Fox News executives are either determined to waste Rupert Murdoch's money on legal fees, or they secretly hate Bill O'Reilly and love Al Franken. They must be absolutely determined to sell Al's forthcoming book, regardless of the cost in money and embarrassment. Otherwise, how can anyone explain the decision to sue Franken's publisher -- which will produce nothing except a bonanza of publicity for the brilliant comic and commentator?
By this afternoon, coverage of the Fox lawsuit against Franken and his publisher, E.P. Dutton, had blasted "Lies and the Lying Liars Who Tell Them: A Fair and Balanced Look at the Right" to No. 7 on Amazon.com almost 10 notches higher than "Treason," by what's-her-name.
Reading the text of the complaint against Franken suggests that the Fox suits may be losing their minds, or at least their sense of humor. They're certainly taking themselves a bit too seriously. They protest that Franken's subtitle is "likely to cause confusion among the public about whether Fox News has authorized or endorsed the book and about whether Franken is affiliated with FNC" and blather on huffily about their ideal of "a specific alternative to what its founders perceived as a liberal bias in the American media." From there they descend into self-satire.

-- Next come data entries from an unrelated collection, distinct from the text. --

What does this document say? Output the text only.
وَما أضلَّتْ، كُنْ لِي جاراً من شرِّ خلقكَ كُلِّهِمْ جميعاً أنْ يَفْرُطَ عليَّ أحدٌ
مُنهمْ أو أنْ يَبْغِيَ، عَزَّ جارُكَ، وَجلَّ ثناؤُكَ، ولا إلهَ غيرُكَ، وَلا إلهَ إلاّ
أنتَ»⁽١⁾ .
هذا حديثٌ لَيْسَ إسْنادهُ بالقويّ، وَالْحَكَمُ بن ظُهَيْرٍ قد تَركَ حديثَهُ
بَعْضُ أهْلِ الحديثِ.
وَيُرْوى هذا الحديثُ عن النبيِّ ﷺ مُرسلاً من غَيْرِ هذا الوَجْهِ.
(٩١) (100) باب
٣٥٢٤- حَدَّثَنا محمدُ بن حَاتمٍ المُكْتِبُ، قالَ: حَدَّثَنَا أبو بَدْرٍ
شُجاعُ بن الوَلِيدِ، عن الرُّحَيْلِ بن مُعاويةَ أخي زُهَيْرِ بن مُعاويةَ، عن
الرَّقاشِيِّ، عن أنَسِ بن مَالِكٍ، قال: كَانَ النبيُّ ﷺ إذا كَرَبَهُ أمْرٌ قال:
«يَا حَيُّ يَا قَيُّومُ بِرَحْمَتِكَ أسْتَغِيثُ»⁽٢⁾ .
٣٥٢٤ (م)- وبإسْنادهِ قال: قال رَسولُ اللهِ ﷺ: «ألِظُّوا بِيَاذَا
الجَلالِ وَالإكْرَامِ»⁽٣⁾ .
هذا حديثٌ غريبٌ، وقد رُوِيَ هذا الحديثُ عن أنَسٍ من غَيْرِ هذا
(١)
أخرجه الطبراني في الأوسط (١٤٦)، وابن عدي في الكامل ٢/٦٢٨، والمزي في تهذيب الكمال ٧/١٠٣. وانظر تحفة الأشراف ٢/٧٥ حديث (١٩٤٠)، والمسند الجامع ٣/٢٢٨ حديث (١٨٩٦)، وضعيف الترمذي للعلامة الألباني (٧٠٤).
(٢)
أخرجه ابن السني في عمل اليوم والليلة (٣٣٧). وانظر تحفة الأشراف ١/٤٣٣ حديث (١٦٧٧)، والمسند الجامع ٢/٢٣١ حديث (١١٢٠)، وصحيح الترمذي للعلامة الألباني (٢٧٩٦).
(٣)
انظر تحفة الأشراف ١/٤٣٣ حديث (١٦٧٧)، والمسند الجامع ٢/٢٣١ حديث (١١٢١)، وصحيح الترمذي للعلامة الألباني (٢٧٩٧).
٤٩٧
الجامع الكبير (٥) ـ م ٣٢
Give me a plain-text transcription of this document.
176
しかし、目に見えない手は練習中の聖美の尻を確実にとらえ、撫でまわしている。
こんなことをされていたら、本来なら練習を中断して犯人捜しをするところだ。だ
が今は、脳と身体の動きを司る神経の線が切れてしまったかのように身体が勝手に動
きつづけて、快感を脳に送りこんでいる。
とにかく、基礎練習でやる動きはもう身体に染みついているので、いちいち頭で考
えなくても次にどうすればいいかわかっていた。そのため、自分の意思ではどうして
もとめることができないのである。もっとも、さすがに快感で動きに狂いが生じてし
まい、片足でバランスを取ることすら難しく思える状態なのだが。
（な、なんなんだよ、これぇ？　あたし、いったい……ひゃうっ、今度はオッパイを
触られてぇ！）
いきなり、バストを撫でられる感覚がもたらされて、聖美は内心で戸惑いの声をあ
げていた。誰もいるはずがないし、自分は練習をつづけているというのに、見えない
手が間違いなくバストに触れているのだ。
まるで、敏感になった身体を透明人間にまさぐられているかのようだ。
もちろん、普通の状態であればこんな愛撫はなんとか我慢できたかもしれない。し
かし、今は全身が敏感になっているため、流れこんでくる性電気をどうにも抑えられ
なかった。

In the Fox worldview, Franken is an "unstable," "shrill" "C-level commentator" -- unlike, for instance, O'Reilly (who screamed "shut up" at Franken in Los Angeles not so long ago). And unlike "national celebrity" O'Reilly, Franken's "views lack any serious depth or insight."
There is a third possible explanation for this silly lawsuit, which nobody I know believes can succeed in suppressing or even delaying Al's book: Fox's big star Bill made them do it as an act of petty vengeance. It couldn't have backfired so beautifully on a nicer guy.